L’idée (née collectivement) de faire la cérémonie d’ouverture des Jeux Olympiques 2024 sur la Seine est, reconnaissons-le, plutôt géniale, car elle a permis de mettre en scène toute l’histoire du pays à travers le fleuve qui traverse la capitale: en descendant la Seine, on parcourt tout à la fois l’histoire de Paris et l’histoire de France.
Ce va-et-vient entre histoire et géographie a été magistralement mis en scène aussi bien par Thomas Jolly que Patrick Boucheron. Mais cette histoire n’est ni lisse ni tranquille, n’en déplaise à certains: le tableau de la Conciergerie l’illustre très bien. Oui, la France a une histoire violente, brutale, et oui, l’héritage révolutionnaire intègre aussi ce côté sanguinaire. Passer devant la Conciergerie c’est donc se remémorer l’épisode du procès de Marie-Antoinette et son exécution. Épisode sanglant, certes, mais qu’on ne peut éluder, que l’on soit « pour » ou « contre » l’héritage révolutionnaire.
Un paysage comme celui de Paris est donc particulièrement propice pour évoquer l’histoire du pays, ses moments forts ou/et dramatiques. Mais faut-il pour autant se prendre au sérieux? La réponse apportée par l’équipe d’organisation était visiblement « non ». Malheureusement, les critiques les plus acerbes sont venues de personnes qui de toute manière cherchaient à placer leurs pions et à semer, une fois de plus, la division et la haine. Peu importe que leurs critiques fussent fondées ou non…
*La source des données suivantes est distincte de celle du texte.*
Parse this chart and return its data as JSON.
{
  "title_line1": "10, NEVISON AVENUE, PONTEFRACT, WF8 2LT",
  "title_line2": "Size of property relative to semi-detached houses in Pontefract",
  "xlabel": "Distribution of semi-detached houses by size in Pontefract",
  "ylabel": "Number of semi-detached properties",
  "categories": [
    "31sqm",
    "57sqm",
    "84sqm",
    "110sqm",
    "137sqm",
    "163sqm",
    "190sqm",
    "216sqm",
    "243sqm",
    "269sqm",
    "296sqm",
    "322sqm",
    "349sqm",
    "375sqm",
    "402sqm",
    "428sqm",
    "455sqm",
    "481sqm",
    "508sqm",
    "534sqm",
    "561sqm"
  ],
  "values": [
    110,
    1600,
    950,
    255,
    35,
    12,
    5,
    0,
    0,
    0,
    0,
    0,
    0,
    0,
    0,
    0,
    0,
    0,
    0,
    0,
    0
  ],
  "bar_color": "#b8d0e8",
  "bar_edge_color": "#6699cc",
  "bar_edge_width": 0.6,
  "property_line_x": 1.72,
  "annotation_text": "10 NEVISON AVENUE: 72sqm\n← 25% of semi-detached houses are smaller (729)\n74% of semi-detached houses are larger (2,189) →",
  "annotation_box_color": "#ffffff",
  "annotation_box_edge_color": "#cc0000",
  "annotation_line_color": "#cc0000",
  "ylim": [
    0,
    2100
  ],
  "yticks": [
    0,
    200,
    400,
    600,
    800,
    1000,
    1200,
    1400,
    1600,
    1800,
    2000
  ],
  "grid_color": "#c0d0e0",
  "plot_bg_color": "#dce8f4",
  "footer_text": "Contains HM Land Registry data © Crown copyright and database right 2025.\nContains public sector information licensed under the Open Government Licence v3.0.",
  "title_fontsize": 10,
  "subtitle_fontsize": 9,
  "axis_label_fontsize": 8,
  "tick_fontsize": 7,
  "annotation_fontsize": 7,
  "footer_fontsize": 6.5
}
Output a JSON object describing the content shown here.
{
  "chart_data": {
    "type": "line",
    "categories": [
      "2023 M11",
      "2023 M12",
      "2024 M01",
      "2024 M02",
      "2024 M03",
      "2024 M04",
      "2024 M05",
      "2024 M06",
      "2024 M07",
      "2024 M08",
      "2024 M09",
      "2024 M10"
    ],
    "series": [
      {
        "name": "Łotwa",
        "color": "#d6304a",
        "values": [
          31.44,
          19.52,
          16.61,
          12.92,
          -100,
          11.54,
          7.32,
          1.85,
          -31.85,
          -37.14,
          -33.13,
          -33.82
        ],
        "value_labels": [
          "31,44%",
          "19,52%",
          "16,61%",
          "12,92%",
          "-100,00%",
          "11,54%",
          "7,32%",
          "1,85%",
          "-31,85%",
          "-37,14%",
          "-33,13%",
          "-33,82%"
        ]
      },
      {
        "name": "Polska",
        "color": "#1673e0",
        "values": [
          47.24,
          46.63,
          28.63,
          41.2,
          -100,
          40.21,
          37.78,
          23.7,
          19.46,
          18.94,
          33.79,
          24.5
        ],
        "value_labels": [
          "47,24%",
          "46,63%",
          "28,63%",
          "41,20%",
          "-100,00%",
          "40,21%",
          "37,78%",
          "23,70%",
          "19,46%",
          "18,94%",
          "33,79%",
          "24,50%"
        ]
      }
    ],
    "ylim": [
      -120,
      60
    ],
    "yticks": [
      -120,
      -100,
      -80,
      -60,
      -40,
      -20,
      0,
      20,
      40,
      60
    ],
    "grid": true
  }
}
Néanmoins, si jamais on voulait trouver un lien entre Bacchus et le Christ, on pourrait le trouver dans la filiation entre le symposion, ce repas rituel très codifié au cours duquel l’enivrement était recherché, et l’institution eucharistique, qui a effectivement opéré une synthèse remarquable entre les rites païens pré-chrétiens et les rites à proprement parler chrétiens. Il n’y a donc pas fondamentalement de contradiction entre le banquet païen et l’eucharistie, mais plutôt une forme d’intégration qui dans tous les cas met le vin et la fête à l’honneur.
Le côté très transgressif (et si français donc!) de cette cérémonie est clairement apparue avec le banquet où a chanté Philippe Katerine. Il est triste de constater que ce banquet, pour païen qu’il était, a lui aussi engendré un torrent de réactions haineuses et offusquées, comme si la religion chrétienne était explicitement visée. Mais vraiment, comment peut-on confondre Bacchus avec le Christ? Comme s’il suffisait de réunir des personnages autour d’une table pour évoquer la sainte Cène! Ces réactions ont plutôt montré l’ignorance et l’inculture de leurs auteurs. On ne peut pas hurler au « saccage de la culture française » en se trompant complètement de sujet, sauf si l’on cherche avant tout à dénigrer pour dénigrer.
Dans tous les cas, c’est bien cet aspect festif, impertinent et joyeux, qui a servi de trait d’union. C’est pourquoi les professionnels de la haine ne s’y retrouveront pas, de toute façon.